REPUBLIKA.CO.ID, JAKARTA -- Badan Nasional Penanggulangan Terorisme (BNPT) meminta kementerian dan lembaga terkait agar serius menangani atau memperhatikan warga negara yang menjadi korban tindak pidana terorisme (penyintas). BNPT berharap adanya kemudahan syarat yang diajukan bagi para korban, dan keseriusan dari instansi terkait supaya memenuhi kebutuhan yang sesuai dengan para penyintas.
"Kita harapkan rekan-rekan untuk memberikan bantuan kepada penyintas terutama yang memiliki kondisi fisik khusus atau tidak normal," kata Direktur Perlindungan BNPT Brigadir Jenderal (Brigjen) Imam Margono melalui keterangan tertulis yang diterima di Jakarta, Rabu (30/3/2022).
"Banyak para penyintas korban tindak tindak pidana terorisme yang terhambat mendapatkan bantuan," kata Imam.
Ia mengatakan, melalui rapat koordinasi BNPT dan instansi terkait akan memudahkan dan mengetahui kendala apa saja dari kementerian atau lembaga dalam rangka program penyintas.

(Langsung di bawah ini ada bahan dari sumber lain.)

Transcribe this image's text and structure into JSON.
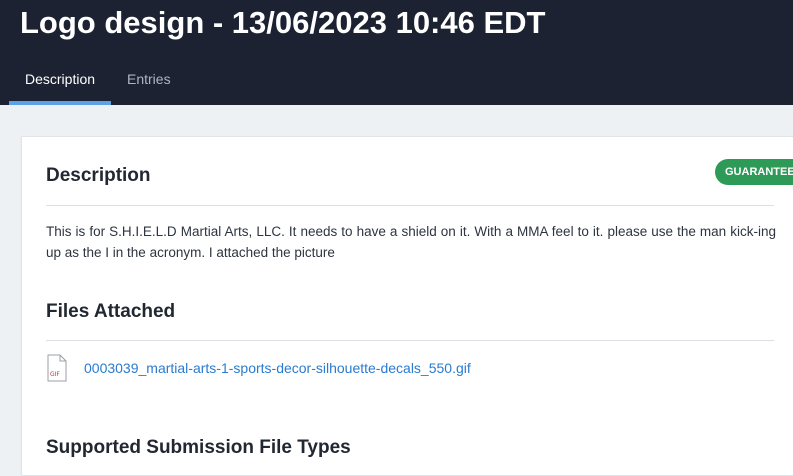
{
  "header": {
    "title": "Logo design - 13/06/2023 10:46 EDT",
    "tabs": [
      {
        "label": "Description",
        "active": true
      },
      {
        "label": "Entries",
        "active": false
      }
    ]
  },
  "description": {
    "heading": "Description",
    "badge": "GUARANTEED",
    "badge_color": "#2e9a57",
    "text": "This is for S.H.I.E.L.D Martial Arts, LLC. It needs to have a shield on it. With a MMA feel to it. please use the man kick-ing up as the I in the acronym. I attached the picture"
  },
  "files": {
    "heading": "Files Attached",
    "items": [
      {
        "icon": "gif-file-icon",
        "icon_label": "GIF",
        "name": "0003039_martial-arts-1-sports-decor-silhouette-decals_550.gif"
      }
    ]
  },
  "submission": {
    "heading": "Supported Submission File Types"
  },
  "colors": {
    "header_bg": "#1c2232",
    "tab_underline": "#5aa2e3",
    "link": "#2a7bd1"
  }
}
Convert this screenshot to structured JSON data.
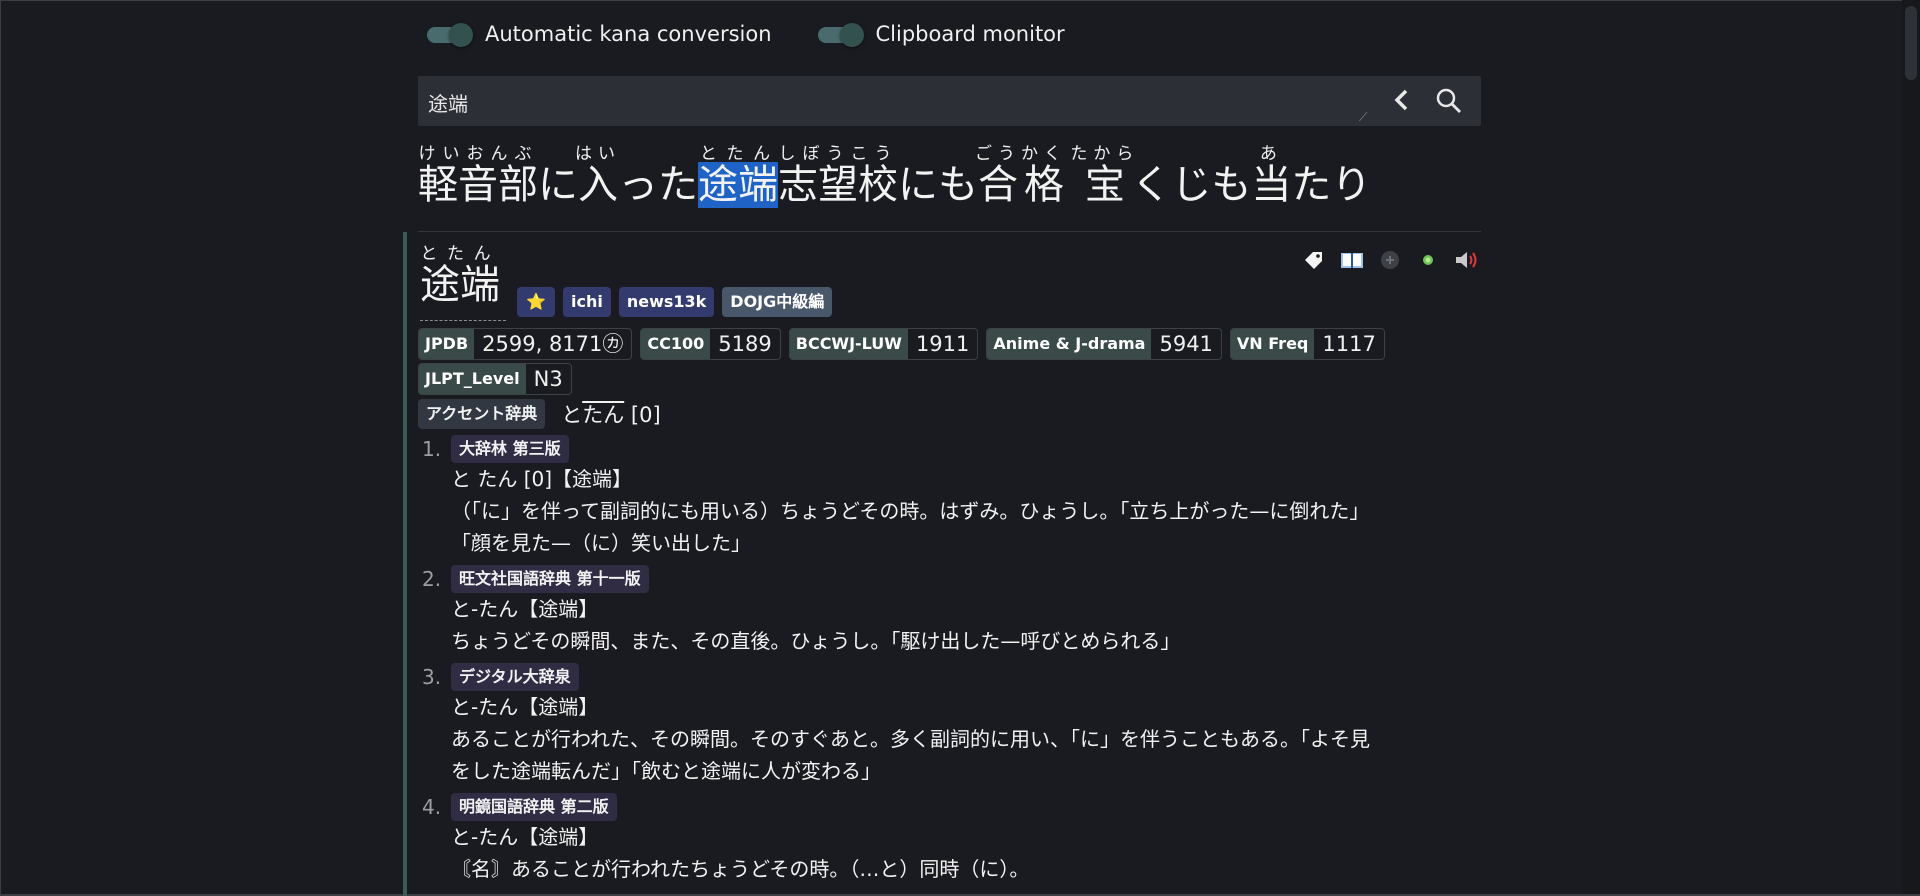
{
  "toggles": {
    "kana": "Automatic kana conversion",
    "clipboard": "Clipboard monitor"
  },
  "search": {
    "value": "途端"
  },
  "sentence": [
    {
      "kanji": "軽音部",
      "reading": "けいおんぶ",
      "highlight": false
    },
    {
      "text": "に",
      "highlight": false
    },
    {
      "kanji": "入",
      "reading": "はい",
      "highlight": false
    },
    {
      "text": "った",
      "highlight": false
    },
    {
      "kanji": "途端",
      "reading": "とたん",
      "highlight": true
    },
    {
      "kanji": "志望校",
      "reading": "しぼうこう",
      "highlight": false
    },
    {
      "text": "にも",
      "highlight": false
    },
    {
      "kanji": "合格",
      "reading": "ごうかく",
      "highlight": false
    },
    {
      "text": " ",
      "highlight": false
    },
    {
      "kanji": "宝",
      "reading": "たから",
      "highlight": false
    },
    {
      "text": "くじも",
      "highlight": false
    },
    {
      "kanji": "当",
      "reading": "あ",
      "highlight": false
    },
    {
      "text": "たり",
      "highlight": false
    }
  ],
  "entry": {
    "headword": "途端",
    "reading": "とたん",
    "tags": [
      {
        "label": "⭐",
        "type": "star"
      },
      {
        "label": "ichi",
        "type": "normal"
      },
      {
        "label": "news13k",
        "type": "normal"
      },
      {
        "label": "DOJG中級編",
        "type": "dojg"
      }
    ],
    "frequencies": [
      {
        "label": "JPDB",
        "value": "2599, 8171㋕"
      },
      {
        "label": "CC100",
        "value": "5189"
      },
      {
        "label": "BCCWJ-LUW",
        "value": "1911"
      },
      {
        "label": "Anime & J-drama",
        "value": "5941"
      },
      {
        "label": "VN Freq",
        "value": "1117"
      }
    ],
    "jlpt": {
      "label": "JLPT_Level",
      "value": "N3"
    },
    "pitch": {
      "label": "アクセント辞典",
      "low": "と",
      "high": "たん",
      "number": "[0]"
    },
    "definitions": [
      {
        "num": "1.",
        "dict": "大辞林 第三版",
        "lines": [
          "と たん [0]【途端】",
          "（「に」を伴って副詞的にも用いる）ちょうどその時。はずみ。ひょうし。「立ち上がった—に倒れた」",
          "「顔を見た—（に）笑い出した」"
        ]
      },
      {
        "num": "2.",
        "dict": "旺文社国語辞典 第十一版",
        "lines": [
          "と-たん【途端】",
          "ちょうどその瞬間、また、その直後。ひょうし。「駆け出した—呼びとめられる」"
        ]
      },
      {
        "num": "3.",
        "dict": "デジタル大辞泉",
        "lines": [
          "と-たん【途端】",
          "あることが行われた、その瞬間。そのすぐあと。多く副詞的に用い、「に」を伴うこともある。「よそ見",
          "をした途端転んだ」「飲むと途端に人が変わる」"
        ]
      },
      {
        "num": "4.",
        "dict": "明鏡国語辞典 第二版",
        "lines": [
          "と-たん【途端】",
          "〘名〙あることが行われたちょうどその時。（…と）同時（に）。"
        ]
      }
    ]
  },
  "colors": {
    "background": "#191b20",
    "highlight": "#1f63c7",
    "tag": "#323a6e",
    "freq_label": "#3a4a49",
    "entry_border": "#3b5b56",
    "dict_tag": "#2f2c43"
  }
}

Hasil diskusi serta masukan dari kementerian/lembaga nantinya ditindaklanjuti untuk evaluasi agar para penyintas mendapatkan kemudahan memperoleh haknya, kata dia.
Senada dengan itu, Kasubdit Pemulihan Korban Aksi Terorisme BNPT Rahel mengatakan, peran kementerian/lembaga terkait penanganan korban tindak pidana terorisme diatur dalam Peraturan BNPT Nomor 6 Tahun 2021. Mengacu pada peraturan BNPT tersebut, kementerian dan lembaga dapat berbagi informasi dan laporan mengenai rekomendasi program yang disampaikan.
"Kita bisa sama-sama bertukar informasi, menyusun laporan yang disampaikan kepada BNPT," ujar dia.
Sebagai tambahan informasi, pada periode 2018 hingga 2021, Sub Direktorat Pemulihan Korban Aksi Terorisme BNPT telah melaksanakan identifikasi dan asesmen terhadap 1.162 korban. Data per 1 Maret 2022 menerbitkan surat penetapan korban tindak pidana terorisme terhadap 655 korban tindak pidana terorisme masa lalu (periode peristiwa tahun 2002 hingga 2018).